Second, the need to be succinct. The luxury of writing and reading books should not be surrendered in the name of fast results and maximum impact. While there is a temptation to turn to the endless scrolls of bad news instead of picking up a book, it is also the case that now, more than ever, we need book length treatments and the time to engage with them as a means for informed consideration and judgement. For one thing, writing a book enables rather than detracts from the process of distilling an argument into something that can travel, have effects and make a difference. Books have afterlives, and most of those lives are in the form of a short caption or reference that captures the contribution. So distillation is inevitable, but we should always value the hard work and concentrated research that has enabled that distillation to occur. Books in this sense enable the informed argument and the impactful soundbite. They provide the space to develop those arguments, and are a mark of quality and of the process of distillation.
Finally, emergencies and crises. For some, emergencies and crises are a time for shortcuts, for exceptions or for bypassing due process. But we need to remember that crises are also moments of critical reflection, for judgement, for daring to speak and think something different. The real value of books, and the ability to shape a conversation through a book, is an opportunity to turn crises into critical junctures for thinking and doing things differently.

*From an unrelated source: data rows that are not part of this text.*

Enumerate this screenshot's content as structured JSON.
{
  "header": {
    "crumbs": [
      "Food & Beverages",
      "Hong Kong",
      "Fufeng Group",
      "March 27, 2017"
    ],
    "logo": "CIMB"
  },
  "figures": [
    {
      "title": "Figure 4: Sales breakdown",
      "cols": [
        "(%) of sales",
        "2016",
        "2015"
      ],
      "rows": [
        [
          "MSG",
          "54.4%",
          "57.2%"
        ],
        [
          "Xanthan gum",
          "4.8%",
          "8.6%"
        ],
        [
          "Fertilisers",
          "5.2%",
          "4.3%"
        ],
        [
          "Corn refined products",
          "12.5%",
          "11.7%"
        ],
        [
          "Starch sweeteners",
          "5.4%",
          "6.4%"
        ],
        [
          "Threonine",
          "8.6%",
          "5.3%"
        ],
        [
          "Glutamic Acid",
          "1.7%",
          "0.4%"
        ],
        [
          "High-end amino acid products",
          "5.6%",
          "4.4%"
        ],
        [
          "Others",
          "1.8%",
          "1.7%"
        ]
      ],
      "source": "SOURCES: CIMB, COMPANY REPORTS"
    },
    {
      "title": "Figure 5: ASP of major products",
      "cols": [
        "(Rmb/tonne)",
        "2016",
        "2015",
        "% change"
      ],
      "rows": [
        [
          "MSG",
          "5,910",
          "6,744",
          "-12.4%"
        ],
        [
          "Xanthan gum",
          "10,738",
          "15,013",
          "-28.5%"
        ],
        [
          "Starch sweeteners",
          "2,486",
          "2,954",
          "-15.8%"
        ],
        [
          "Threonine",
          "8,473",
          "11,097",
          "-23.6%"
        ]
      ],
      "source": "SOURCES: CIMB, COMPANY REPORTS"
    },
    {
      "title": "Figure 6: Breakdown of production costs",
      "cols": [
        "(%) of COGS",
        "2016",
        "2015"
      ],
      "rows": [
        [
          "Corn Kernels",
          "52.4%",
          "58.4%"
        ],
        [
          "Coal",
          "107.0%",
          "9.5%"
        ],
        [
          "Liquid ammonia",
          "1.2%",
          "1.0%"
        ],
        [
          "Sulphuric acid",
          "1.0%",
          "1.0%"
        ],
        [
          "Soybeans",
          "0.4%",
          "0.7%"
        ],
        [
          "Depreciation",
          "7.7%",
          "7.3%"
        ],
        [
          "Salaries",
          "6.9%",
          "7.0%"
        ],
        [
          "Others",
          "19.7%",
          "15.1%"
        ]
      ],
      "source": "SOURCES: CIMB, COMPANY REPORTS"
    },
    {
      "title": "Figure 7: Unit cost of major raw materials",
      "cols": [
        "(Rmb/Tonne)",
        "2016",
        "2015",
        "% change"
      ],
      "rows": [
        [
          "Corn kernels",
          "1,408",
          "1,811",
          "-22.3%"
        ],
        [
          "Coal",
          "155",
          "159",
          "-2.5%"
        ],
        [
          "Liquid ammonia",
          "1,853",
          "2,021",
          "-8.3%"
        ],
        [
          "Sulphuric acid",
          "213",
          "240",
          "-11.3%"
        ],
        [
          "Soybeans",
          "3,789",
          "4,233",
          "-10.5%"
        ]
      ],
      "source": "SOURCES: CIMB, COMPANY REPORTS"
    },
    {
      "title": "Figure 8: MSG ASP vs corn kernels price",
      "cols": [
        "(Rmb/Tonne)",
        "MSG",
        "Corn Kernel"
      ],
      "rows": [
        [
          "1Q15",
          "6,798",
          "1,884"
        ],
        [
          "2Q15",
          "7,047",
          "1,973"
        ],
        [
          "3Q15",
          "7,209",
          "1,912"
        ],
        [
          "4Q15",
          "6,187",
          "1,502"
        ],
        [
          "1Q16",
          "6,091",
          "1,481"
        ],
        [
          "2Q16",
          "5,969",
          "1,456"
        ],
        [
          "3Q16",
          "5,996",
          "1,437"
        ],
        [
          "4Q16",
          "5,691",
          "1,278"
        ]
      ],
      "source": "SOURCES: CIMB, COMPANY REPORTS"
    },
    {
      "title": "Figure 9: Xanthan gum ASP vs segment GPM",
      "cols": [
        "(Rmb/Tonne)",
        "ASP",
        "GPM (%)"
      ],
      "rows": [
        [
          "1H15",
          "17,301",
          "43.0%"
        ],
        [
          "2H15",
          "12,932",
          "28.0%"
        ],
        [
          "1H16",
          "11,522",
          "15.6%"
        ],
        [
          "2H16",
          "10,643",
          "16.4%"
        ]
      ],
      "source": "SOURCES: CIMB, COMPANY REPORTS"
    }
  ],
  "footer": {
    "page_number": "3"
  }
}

Since Pathological Lives, we have all learned something about health and socio-environmental crises. Some issues, like the roles of racialised inequalities and the exploitation of people and non-human animals, were well known, but the COVID 19 pandemic has helped to move these arguments into new arenas. Perhaps now, more than ever, pathological lives are becoming a matter of critical reflection and even, dare I hope, some action.
The role of this series, in continuing to foster the process of engaging complexity, making and distilling arguments and enabling critical arguments in the face of crises, remains.